E Timor é uma missão muito mais ambiciosa que
a do Kosovo", afirma.
"Claro que podíamos fazer mais,
claro que há atrasos, mas, por favor, olhem à
vossa volta. Alguém me pode dizer que este país
não está a funcionar a todos os níveis,
que não está a avançar? Não",
acrescenta.
Para o diplomata brasileiro, há um facto
que explica os atrasos no trabalho da UNTAET em Timor. O facto
de "não ter sido possível" trazer
para o território logo no início da missão
"equipas internacionais experientes em matéria
de governação, em economia, em questões
de imigração, justiça, segurança".
"Essas equipas, no entanto, não
podiam vir mais cedo para Timor devido à situação
em que se encontrava o território e face à nossa
inexperiência numa missão que era totalmente
nova para nós. Vieram bastante tarde e teriam sido
fundamentais logo no início, para me ajudarem a erguer
o país mais depressa."
Este facto é, para Sérgio Vieira
de Mello, "uma das grandes lições"
que a ONU tem de tirar da administração em Timor
para situações semelhantes que possa vir a ter
de enfrentar noutras partes do mundo. "Da próxima
vez temos de avançar logo de início com equipas
experientes. Temos de conseguir acordos com os diversos governos
para que possam dispensar rapidamente essas equipas de gente
experiente em matérias fundamentais."
Sérgio Vieira de Mello acha, contudo,
improvável que a ONU tenha de enfrentar novamente uma
missão com as características das de Timor-Leste.
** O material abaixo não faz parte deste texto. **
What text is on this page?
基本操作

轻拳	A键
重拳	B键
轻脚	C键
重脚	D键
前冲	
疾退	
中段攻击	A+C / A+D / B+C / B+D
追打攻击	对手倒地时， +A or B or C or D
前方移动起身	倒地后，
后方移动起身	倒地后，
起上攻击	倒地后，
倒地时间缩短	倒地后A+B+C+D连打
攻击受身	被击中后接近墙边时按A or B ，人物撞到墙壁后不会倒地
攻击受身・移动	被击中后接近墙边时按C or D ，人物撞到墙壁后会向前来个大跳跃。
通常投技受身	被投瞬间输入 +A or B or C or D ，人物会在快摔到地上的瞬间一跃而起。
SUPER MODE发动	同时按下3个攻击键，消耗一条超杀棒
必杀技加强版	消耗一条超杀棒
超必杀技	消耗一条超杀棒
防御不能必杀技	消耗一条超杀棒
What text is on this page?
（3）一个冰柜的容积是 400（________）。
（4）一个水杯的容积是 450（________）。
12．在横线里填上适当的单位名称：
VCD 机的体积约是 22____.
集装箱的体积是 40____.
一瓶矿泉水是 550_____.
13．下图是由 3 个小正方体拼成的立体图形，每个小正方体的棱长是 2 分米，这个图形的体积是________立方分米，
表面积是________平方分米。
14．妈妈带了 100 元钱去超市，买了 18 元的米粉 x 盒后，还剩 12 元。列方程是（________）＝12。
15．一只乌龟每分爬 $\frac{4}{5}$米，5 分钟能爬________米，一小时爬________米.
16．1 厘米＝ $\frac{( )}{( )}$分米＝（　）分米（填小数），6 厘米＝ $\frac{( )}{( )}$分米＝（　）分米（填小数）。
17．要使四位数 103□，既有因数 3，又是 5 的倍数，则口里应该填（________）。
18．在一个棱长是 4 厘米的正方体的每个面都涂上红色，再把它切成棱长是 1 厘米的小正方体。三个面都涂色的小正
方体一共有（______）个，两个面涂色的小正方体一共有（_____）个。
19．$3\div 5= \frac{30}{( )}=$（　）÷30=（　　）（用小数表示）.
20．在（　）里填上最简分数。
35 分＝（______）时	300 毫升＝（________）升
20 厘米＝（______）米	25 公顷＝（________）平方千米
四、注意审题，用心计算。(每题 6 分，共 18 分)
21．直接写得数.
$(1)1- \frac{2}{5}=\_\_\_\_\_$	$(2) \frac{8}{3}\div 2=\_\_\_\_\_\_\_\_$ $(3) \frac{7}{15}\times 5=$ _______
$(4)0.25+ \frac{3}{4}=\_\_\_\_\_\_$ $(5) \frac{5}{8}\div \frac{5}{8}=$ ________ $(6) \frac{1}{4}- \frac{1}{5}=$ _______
Ainda assim, a "muito válida experiência
adquirida" pode, segundo afirma, ajudar "a resolver
problemas" noutros países: "Provavelmente
em África, nos chamados Estados-colapso, que necessitem
de ser reconstruídos, a experiência que ganhámos
aqui poderá ser muito útil. Mas vai ser difícil
a ONU vir a ter outra missão como esta. Com as dificuldades
que esta apresentava."
"Timor é uma lição
e continua a ser uma lição para todos. Uma lição
com resultados muito positivos", conclui.